DELAYED onset of Alzheimer’s disease caused by a well-known anticoagulant has been demonstrated in a mouse model. The study was carried out by researchers from Centro Nacional de Investigaciones Cardiovasculares (CNIC), in Madrid, Spain, and The Rockefeller University, in New York City, New York, USA, and was co-ordinated by Dr Marta Cortés Canteli. The researchers sought to explore the effects of an existing anticoagulant which prevents blood clots instigated by the manifestation of Alzheimer’s causing patients to experience poor circulation of blood within the brain.

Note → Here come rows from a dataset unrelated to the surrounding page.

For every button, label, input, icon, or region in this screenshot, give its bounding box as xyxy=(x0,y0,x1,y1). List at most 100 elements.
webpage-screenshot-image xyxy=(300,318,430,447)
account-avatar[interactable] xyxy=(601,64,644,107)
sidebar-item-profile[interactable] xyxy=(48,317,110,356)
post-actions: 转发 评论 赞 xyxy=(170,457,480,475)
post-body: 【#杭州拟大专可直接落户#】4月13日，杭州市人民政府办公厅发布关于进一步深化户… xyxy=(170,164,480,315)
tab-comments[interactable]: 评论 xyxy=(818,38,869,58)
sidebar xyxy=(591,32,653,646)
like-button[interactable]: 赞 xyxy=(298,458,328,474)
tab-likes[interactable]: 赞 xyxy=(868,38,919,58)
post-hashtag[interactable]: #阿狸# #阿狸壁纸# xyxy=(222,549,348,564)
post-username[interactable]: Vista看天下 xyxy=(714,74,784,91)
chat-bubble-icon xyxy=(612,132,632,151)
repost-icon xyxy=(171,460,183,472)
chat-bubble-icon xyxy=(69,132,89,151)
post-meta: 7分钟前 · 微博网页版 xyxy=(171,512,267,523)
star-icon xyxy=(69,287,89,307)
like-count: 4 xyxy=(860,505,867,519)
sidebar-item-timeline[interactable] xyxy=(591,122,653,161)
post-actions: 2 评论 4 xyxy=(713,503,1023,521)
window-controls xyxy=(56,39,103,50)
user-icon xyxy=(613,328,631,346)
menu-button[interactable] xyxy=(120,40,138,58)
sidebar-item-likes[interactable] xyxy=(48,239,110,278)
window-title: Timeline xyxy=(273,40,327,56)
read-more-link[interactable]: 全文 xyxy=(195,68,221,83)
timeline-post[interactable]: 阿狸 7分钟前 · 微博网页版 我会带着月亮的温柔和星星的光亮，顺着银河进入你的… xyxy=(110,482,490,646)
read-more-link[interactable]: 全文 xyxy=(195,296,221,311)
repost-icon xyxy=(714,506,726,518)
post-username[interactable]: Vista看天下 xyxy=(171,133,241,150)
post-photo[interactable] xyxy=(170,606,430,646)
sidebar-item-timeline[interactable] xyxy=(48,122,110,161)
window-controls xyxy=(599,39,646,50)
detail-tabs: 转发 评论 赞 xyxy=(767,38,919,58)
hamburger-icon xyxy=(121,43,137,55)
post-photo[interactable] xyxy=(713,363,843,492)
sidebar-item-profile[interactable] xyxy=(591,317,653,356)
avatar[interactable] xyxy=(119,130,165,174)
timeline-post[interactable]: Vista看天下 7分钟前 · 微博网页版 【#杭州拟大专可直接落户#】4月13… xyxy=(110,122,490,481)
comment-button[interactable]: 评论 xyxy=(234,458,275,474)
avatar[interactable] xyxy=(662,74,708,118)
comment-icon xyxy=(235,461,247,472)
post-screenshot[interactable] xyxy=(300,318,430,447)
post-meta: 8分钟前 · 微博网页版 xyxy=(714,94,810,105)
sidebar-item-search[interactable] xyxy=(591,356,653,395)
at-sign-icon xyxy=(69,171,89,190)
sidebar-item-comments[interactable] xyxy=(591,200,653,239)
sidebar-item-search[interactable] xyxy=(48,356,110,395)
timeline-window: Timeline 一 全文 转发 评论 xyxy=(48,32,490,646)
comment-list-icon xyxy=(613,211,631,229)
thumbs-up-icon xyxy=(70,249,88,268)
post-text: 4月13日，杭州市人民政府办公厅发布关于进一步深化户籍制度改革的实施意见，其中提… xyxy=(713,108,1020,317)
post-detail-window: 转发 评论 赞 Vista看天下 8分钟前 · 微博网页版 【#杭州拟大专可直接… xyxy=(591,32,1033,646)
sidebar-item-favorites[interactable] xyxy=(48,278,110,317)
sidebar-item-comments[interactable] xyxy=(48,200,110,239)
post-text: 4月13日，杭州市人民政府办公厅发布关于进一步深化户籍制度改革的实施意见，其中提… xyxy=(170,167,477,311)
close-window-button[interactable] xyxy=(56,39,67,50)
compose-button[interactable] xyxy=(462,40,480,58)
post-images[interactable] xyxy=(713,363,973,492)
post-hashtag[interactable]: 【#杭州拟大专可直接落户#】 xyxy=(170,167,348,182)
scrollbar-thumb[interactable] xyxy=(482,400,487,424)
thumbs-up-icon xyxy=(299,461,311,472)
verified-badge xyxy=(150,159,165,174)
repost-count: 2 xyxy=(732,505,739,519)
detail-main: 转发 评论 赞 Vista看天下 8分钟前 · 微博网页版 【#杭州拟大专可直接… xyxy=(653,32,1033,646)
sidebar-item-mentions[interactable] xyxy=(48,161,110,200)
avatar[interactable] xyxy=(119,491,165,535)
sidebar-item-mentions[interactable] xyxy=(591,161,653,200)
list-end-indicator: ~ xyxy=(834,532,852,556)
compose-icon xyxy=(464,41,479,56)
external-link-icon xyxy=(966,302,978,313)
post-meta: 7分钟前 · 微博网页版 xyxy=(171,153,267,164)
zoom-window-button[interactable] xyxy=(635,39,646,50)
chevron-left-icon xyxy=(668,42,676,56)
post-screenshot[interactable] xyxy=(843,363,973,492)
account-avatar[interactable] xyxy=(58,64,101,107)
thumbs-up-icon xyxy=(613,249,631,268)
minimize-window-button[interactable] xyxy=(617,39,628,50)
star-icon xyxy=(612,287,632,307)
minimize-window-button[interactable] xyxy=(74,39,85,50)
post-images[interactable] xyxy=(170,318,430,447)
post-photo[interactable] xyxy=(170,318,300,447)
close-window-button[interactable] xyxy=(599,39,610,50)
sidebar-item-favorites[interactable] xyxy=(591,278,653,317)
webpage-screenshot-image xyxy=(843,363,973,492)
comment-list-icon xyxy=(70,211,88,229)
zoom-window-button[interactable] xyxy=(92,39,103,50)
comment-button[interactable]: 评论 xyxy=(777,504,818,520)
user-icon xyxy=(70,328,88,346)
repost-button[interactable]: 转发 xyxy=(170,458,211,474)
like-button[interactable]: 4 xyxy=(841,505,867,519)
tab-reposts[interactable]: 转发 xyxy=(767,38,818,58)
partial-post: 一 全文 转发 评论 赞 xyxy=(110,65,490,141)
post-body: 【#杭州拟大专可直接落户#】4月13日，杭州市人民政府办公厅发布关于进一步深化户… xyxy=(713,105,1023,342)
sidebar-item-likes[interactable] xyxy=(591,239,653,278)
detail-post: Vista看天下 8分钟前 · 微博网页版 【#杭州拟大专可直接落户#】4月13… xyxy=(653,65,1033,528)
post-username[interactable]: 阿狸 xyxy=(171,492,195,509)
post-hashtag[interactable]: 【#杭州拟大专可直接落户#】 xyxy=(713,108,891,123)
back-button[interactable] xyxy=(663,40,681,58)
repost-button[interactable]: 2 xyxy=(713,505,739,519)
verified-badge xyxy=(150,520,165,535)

The therapy entailed administration of dabigatran etexilate, or of a placebo, for 1 year to female mice bioengineered by the researchers to experience symptoms of Alzheimer’s disease. Following this treatment, the researchers found the bioengineered mice in the treatment group experienced reduced cerebral blood flow, reduced biological markers of Alzheimer’s disease, and did not suffer any memory loss. There was a 23.7% reduction in amyloid plaques, 31.3% reduction in aggressive phagocytic microglia, and 32.2% reduction in infiltrated T cells.
Dabigatran etexilate is a known drug approved for other conditions and with which patients experience fewer side effects than other blood thinning drugs, and thus can be considered as a safe and reliable treatment. The is no known cure for Alzheimer’s disease and therapeutic strategies to delay the development of the disease and its symptoms is of great value. Dr Cortés Canteli commented on the importance of the findings: “This discovery marks an important advance toward the translation of our results to clinical practice to achieve an effective treatment for Alzheimer’s disease.”